Fundamental group of complement of circle with a line passing through it.
Let $A=\{(x,y,z) \in X : x<\tfrac{1}{2}\}$ and $B=\{(x,y,z) \in X: x>-\tfrac{1}{2}\}$. Then $A$ and $B$ are homeomorphic and each deform retracts onto a surface $\Sigma$ surrounding "half" of the removed subspace; see below. Then $\pi_1(A)\cong \pi_1(B)\cong\pi_1(\Sigma)\cong \mathbb{Z} * \mathbb{Z} *\mathbb{Z}$. We can represent the three generators via paths as in the image below. This choice makes it clear that corresponding generators of $\Sigma_A$ and $\Sigma_B$ are equal when included into $A \cap B$. By van Kampen's Theorem, we have $\pi_1(X)\cong \mathbb{Z}* \mathbb{Z}*\mathbb{Z}$.
You ask about the Wirtinger presentations, which does extend from complements of knots in $\mathbb R^3$ to complements of graphs. This is treated in 9.1.9 of Topology and Groupoids for the case of finite graphs:
"at each vertex $v$ there is a relation $x^{\varepsilon_{1}}_{1} x^{\varepsilon_{2}}_{2}\dots x^{\varepsilon_{r}}_{r} = 1$, where the $x_{i} $ are the edges at the vertex and the sign $\varepsilon_{i}$ is $+1$ if the arrow for $x_{i}$ points towards the vertex, and $-1$ otherwise;"
For your example, here is a rough sketch:
so we get generators $a,b,c,d,e$ and relations $a=bcd, c=b^{-1}ed^{-1}$ which presents the free group on the generators $b,e,d$, which corresponds to squirrel's answer.
I think you have the right idea. Here is how I visualize what you mean:
First you shrink $\mathbb{R}^3$ down to an open ball that leaves your circle with a line through it unchanged. Since we are dealing with $\mathbb{R}^3 \setminus X $ we can think of hollowing the line and circle out a little. This gives us an open ball with a tunnel passing through from one side to the other, and it connects to the circle tunnel inside as well.
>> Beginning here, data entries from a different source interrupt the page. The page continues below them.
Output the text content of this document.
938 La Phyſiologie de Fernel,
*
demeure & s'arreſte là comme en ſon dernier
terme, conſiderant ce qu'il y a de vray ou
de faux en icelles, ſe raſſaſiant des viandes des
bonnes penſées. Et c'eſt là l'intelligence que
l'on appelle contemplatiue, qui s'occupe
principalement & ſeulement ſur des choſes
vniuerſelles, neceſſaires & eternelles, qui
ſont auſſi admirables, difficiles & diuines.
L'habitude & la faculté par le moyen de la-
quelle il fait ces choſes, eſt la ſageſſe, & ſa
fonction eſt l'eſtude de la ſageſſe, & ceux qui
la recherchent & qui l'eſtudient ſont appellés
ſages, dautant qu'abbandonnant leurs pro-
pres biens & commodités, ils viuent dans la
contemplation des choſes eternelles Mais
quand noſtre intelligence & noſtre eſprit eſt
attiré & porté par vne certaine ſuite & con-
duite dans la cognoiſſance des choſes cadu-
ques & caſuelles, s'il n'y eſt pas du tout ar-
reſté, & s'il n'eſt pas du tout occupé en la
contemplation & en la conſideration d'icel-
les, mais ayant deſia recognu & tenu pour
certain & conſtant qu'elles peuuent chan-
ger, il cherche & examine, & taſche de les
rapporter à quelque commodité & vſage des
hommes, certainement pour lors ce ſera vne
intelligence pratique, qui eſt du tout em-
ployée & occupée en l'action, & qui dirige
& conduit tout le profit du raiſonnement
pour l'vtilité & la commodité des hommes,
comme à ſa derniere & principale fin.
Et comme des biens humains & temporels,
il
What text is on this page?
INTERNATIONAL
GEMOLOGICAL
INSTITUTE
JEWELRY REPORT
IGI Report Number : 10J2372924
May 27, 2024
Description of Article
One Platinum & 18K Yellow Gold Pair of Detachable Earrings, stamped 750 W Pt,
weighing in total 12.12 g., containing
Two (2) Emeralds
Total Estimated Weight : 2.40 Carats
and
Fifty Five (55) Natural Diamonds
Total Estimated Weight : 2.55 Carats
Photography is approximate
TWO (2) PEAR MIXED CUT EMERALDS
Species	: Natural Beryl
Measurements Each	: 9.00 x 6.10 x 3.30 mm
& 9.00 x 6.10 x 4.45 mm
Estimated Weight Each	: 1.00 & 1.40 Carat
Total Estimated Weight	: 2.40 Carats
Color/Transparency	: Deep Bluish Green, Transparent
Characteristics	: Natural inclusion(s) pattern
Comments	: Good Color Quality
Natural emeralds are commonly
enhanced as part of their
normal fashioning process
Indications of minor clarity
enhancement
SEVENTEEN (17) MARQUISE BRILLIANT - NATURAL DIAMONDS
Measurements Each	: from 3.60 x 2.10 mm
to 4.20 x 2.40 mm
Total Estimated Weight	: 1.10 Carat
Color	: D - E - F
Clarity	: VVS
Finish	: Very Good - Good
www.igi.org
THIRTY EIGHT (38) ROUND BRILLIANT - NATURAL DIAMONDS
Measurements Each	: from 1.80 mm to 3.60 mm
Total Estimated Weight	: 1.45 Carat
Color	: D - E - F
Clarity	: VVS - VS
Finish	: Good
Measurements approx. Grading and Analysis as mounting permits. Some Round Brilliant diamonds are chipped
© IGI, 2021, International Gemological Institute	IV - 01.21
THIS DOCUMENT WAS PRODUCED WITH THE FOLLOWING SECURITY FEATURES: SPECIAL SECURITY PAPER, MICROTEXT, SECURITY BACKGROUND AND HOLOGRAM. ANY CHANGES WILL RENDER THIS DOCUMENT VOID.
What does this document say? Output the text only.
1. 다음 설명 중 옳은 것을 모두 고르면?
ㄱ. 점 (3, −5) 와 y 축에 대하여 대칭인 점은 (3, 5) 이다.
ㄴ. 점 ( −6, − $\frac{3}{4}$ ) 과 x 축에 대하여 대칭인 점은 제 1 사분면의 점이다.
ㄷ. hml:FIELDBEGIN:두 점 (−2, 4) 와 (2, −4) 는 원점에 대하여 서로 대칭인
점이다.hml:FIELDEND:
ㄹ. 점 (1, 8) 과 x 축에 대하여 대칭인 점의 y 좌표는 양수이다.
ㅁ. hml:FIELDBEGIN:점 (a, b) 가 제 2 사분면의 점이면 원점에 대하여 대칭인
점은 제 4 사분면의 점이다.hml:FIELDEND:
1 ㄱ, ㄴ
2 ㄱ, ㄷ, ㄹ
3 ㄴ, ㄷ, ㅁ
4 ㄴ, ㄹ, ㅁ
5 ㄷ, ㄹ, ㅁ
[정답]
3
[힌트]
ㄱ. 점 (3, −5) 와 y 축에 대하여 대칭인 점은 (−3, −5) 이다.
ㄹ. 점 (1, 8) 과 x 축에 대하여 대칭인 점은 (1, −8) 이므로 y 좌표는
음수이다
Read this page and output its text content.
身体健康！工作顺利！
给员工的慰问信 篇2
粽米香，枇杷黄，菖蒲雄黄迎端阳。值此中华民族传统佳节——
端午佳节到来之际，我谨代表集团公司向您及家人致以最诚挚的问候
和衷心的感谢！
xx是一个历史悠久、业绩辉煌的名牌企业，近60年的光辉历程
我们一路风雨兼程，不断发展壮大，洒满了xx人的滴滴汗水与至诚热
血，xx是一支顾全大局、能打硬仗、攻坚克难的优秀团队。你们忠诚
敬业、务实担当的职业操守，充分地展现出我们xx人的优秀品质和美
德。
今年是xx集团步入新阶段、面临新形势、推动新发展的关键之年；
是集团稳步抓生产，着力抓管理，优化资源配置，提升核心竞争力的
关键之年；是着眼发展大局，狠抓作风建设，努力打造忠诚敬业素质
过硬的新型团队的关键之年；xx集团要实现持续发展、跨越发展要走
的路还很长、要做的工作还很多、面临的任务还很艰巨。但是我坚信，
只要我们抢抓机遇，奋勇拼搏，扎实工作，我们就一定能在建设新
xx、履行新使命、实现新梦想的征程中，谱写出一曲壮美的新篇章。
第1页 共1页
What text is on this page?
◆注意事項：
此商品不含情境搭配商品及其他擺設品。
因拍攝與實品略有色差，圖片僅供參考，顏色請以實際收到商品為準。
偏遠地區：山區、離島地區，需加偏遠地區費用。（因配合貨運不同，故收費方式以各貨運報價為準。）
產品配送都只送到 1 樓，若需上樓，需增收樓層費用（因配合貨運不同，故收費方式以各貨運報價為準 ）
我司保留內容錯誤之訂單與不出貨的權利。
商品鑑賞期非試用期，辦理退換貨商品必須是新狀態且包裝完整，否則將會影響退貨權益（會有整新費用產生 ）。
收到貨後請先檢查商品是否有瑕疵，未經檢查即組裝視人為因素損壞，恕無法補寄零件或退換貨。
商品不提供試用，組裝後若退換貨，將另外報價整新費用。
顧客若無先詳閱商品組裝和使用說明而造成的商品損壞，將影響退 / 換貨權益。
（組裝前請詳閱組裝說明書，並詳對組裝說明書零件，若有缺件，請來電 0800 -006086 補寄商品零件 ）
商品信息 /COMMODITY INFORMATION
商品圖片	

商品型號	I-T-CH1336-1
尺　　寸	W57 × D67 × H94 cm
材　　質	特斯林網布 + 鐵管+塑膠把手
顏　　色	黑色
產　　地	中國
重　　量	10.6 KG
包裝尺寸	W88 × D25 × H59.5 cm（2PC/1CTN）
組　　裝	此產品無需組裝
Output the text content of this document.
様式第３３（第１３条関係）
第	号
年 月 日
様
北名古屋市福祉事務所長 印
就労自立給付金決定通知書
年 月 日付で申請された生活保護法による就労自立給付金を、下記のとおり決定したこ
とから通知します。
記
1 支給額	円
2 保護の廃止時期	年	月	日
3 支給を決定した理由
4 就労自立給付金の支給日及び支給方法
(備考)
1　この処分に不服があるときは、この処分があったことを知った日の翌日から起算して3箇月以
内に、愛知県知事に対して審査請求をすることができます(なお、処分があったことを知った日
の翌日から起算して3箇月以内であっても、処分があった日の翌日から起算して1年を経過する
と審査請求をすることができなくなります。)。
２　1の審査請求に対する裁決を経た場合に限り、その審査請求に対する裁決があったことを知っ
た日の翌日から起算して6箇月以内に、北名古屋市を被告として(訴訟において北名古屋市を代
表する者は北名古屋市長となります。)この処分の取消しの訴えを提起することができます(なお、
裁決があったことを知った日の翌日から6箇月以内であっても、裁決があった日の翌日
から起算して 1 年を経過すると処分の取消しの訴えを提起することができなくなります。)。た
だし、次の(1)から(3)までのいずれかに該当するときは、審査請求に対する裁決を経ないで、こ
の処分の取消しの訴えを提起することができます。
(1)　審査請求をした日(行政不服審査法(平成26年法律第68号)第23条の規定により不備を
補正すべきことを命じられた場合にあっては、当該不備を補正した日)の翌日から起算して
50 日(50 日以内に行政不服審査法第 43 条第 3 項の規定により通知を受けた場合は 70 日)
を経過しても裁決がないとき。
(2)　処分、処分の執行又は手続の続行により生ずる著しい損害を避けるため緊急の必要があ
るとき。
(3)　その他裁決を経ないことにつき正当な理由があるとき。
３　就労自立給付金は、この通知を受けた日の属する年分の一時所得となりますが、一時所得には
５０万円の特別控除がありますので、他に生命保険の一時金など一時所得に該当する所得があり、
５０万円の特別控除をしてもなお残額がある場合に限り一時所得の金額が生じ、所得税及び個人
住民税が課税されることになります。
Well, we can slide each half of the circle's tunnels to the outside of the ball. This will give us a ball with three tunnels passing through it, not touching each other at all on the inside. From here, we can deformation retract to a disk with three holes.
I think you know how to do it from there. Hope this helped.